Thu Oct 23 20:22:24 UTC 2014

On Thu, Oct 23, 2014 at 03:29:41PM -0400, Mark Allman wrote:
> 
>   - The TLDs are a little weird in that they are trying to control for
>     their load and yet serving someone else's names.  

This characterization of things makes me a little uneasy at the
possible mismatch between your model of how the DNS works and mine.

I think that a delegating name is not "serving someone else's names".
I think a name server offering an in-baliwick referral is in fact
doing its job, and is managing part of its namespace by telling the
query source about how one kind of distributed management (the
distribution of authority) is happening in the DNS.  Therefore, .com
is not "serving someone else's name" when responding to example.com,
but in fact serving its _own_ name (com, and everything underneath
it), and then telling the query source, "I delegated that part of the
com namespace away."

I wouldn't care about being picky here, except that a number of
remarks in this thread have suggested to me that you have something
like a client-server model of the DNS in your head -- not dissimilar to
http -- and that's IMO a bad model to have.

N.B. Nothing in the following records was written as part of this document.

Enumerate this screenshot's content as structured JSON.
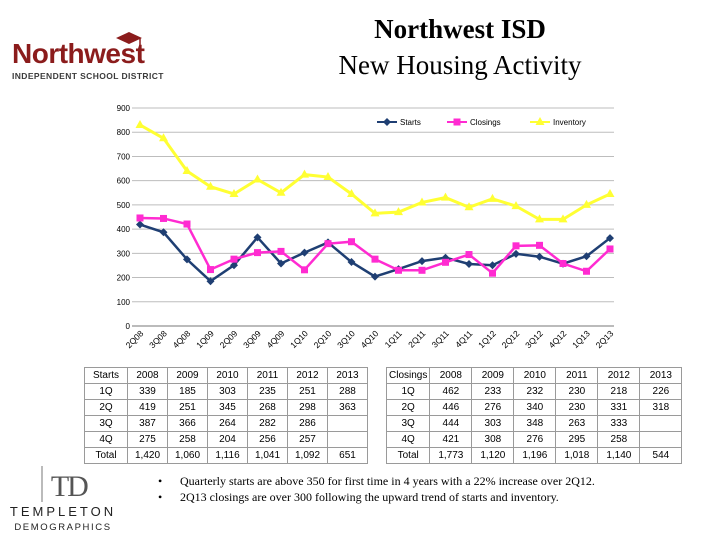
{
  "header": {
    "title": "Northwest ISD",
    "subtitle": "New Housing Activity",
    "logo_word": "Northwest",
    "logo_sub": "INDEPENDENT SCHOOL DISTRICT"
  },
  "chart_data": {
    "type": "line",
    "categories": [
      "2Q08",
      "3Q08",
      "4Q08",
      "1Q09",
      "2Q09",
      "3Q09",
      "4Q09",
      "1Q10",
      "2Q10",
      "3Q10",
      "4Q10",
      "1Q11",
      "2Q11",
      "3Q11",
      "4Q11",
      "1Q12",
      "2Q12",
      "3Q12",
      "4Q12",
      "1Q13",
      "2Q13"
    ],
    "ylim": [
      0,
      900
    ],
    "yticks": [
      "0",
      "100",
      "200",
      "300",
      "400",
      "500",
      "600",
      "700",
      "800",
      "900"
    ],
    "series": [
      {
        "name": "Starts",
        "marker": "diamond",
        "color": "#1f3f73",
        "values": [
          419,
          387,
          275,
          185,
          251,
          366,
          258,
          303,
          345,
          264,
          204,
          235,
          268,
          282,
          256,
          251,
          298,
          286,
          257,
          288,
          363
        ]
      },
      {
        "name": "Closings",
        "marker": "square",
        "color": "#ff2bd1",
        "values": [
          446,
          444,
          421,
          233,
          276,
          303,
          308,
          232,
          340,
          348,
          276,
          230,
          230,
          263,
          295,
          218,
          331,
          333,
          258,
          226,
          318
        ]
      },
      {
        "name": "Inventory",
        "marker": "triangle",
        "color": "#ffff33",
        "values": [
          830,
          775,
          640,
          575,
          545,
          605,
          550,
          625,
          615,
          545,
          465,
          470,
          510,
          530,
          490,
          525,
          495,
          440,
          440,
          500,
          545
        ]
      }
    ]
  },
  "starts_table": {
    "headers": [
      "Starts",
      "2008",
      "2009",
      "2010",
      "2011",
      "2012",
      "2013"
    ],
    "rows": [
      [
        "1Q",
        "339",
        "185",
        "303",
        "235",
        "251",
        "288"
      ],
      [
        "2Q",
        "419",
        "251",
        "345",
        "268",
        "298",
        "363"
      ],
      [
        "3Q",
        "387",
        "366",
        "264",
        "282",
        "286",
        ""
      ],
      [
        "4Q",
        "275",
        "258",
        "204",
        "256",
        "257",
        ""
      ],
      [
        "Total",
        "1,420",
        "1,060",
        "1,116",
        "1,041",
        "1,092",
        "651"
      ]
    ]
  },
  "closings_table": {
    "headers": [
      "Closings",
      "2008",
      "2009",
      "2010",
      "2011",
      "2012",
      "2013"
    ],
    "rows": [
      [
        "1Q",
        "462",
        "233",
        "232",
        "230",
        "218",
        "226"
      ],
      [
        "2Q",
        "446",
        "276",
        "340",
        "230",
        "331",
        "318"
      ],
      [
        "3Q",
        "444",
        "303",
        "348",
        "263",
        "333",
        ""
      ],
      [
        "4Q",
        "421",
        "308",
        "276",
        "295",
        "258",
        ""
      ],
      [
        "Total",
        "1,773",
        "1,120",
        "1,196",
        "1,018",
        "1,140",
        "544"
      ]
    ]
  },
  "notes": {
    "bullet": "•",
    "items": [
      "Quarterly starts are above 350 for first time in 4 years with a 22% increase over 2Q12.",
      "2Q13 closings are over 300 following the upward trend of starts and inventory."
    ]
  },
  "footer_logo": {
    "line1": "TEMPLETON",
    "line2": "DEMOGRAPHICS"
  }
}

This is easier to see in the event that you think about multiple zones
being served by the same authoritative name server with CNAME or DNAME
links between them.

>     they want the flexibility and don't pay the serving price.
>     Meanwhile, the TLDs don't directly care about the flexibility and so
>     they optimize for load shedding.  So, um, yeah ....

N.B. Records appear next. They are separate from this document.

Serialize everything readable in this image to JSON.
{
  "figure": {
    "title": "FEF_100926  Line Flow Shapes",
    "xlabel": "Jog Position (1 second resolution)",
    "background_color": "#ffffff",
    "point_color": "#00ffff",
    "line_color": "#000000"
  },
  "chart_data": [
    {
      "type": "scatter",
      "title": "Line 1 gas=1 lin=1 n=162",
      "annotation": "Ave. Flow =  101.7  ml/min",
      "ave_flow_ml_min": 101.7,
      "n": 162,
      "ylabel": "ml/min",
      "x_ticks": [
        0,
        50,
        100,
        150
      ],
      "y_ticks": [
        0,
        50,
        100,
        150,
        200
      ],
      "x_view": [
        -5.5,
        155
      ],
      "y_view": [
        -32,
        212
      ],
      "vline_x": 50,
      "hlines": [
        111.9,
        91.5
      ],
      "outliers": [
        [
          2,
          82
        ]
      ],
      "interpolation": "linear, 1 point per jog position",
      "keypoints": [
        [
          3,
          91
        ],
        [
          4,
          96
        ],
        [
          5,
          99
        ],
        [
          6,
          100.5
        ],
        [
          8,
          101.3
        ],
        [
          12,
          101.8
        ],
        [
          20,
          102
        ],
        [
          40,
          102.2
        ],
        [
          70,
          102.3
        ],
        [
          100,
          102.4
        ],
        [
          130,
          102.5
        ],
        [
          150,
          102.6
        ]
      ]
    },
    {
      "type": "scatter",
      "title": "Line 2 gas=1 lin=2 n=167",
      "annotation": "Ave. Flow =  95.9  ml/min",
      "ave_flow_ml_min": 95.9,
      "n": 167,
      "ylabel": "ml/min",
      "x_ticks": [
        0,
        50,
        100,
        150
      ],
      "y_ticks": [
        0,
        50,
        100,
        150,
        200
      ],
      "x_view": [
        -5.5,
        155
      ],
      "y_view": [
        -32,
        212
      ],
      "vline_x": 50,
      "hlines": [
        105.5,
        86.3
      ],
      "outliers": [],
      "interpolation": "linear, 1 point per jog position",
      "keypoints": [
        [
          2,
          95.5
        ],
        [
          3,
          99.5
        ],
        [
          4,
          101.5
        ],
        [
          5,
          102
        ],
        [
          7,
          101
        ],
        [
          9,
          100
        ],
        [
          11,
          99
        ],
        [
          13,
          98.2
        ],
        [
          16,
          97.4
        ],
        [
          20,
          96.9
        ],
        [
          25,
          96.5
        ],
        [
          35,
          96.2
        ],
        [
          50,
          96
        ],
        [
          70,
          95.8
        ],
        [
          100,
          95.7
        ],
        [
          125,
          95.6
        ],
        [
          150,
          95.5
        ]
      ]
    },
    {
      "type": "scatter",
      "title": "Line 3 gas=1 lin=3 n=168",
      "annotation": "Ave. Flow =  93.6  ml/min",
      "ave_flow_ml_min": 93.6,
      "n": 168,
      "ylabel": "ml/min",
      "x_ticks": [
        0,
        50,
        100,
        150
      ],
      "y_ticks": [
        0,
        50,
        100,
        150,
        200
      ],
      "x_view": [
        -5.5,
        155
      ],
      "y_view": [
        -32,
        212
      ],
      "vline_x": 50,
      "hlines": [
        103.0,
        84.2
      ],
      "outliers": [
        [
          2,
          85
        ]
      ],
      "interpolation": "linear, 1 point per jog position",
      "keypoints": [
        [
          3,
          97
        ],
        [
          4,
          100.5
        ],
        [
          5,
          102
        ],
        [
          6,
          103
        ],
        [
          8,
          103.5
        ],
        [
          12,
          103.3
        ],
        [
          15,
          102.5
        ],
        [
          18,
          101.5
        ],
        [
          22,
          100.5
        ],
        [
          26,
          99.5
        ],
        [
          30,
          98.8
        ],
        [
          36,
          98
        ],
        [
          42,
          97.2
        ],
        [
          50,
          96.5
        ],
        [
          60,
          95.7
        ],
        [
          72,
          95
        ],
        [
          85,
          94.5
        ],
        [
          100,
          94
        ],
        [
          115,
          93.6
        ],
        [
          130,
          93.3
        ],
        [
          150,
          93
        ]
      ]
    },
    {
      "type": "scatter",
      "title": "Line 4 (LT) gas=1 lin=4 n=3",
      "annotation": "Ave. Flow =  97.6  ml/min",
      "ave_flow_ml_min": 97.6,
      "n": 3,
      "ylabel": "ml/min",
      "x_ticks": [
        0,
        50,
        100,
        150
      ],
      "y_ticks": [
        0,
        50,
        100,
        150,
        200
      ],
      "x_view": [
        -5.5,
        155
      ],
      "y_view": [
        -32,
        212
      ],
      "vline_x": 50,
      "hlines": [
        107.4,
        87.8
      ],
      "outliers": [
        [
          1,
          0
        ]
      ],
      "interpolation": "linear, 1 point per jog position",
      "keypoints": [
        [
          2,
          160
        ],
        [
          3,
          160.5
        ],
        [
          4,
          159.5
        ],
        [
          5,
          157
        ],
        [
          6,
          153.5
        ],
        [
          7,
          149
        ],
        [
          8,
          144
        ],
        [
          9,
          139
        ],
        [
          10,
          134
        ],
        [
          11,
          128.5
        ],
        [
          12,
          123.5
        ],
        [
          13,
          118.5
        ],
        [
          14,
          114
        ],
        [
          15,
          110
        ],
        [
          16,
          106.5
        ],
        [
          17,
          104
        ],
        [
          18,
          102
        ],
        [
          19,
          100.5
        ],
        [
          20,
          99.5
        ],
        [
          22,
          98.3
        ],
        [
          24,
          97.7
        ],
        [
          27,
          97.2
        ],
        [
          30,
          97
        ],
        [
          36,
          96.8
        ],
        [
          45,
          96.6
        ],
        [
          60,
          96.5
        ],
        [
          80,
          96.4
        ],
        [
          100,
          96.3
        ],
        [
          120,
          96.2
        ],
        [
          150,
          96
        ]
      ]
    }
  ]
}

So, um, no.  The NS set from the child is in many resolvers the thing
that will be in the cache, so if the child opts for a short TTL and
the parent doesn't, the parent pays the cost anyway.  For very popular
names like, say, netflix.com in a large ISP like, say, Comcast, the
differences might be quite significant for the TLD -- maybe a few
dozen queries to the .com zone as opposed to maybe 100s or maybe
10,000 in the same short period.

I don't _know_ which of these is the case, but your analysis actually
doesn't tell us anything about it, either, because the rates that come
from a user population of 100 behind 1 resolver giving up that
resolver are going to be different from the rates that come from a
user population of 1,000 or 10,000 or 100,000.  Without knowing which
of these is relevant, it's going to be awful hard to extrapolate from
your results.

This is a methodological problem you have as a result of how your
first dataset is built.  It's therefore something that needs further
study.

Best regards,

A

-- 
Andrew Sullivan
ajs at anvilwalrusden.com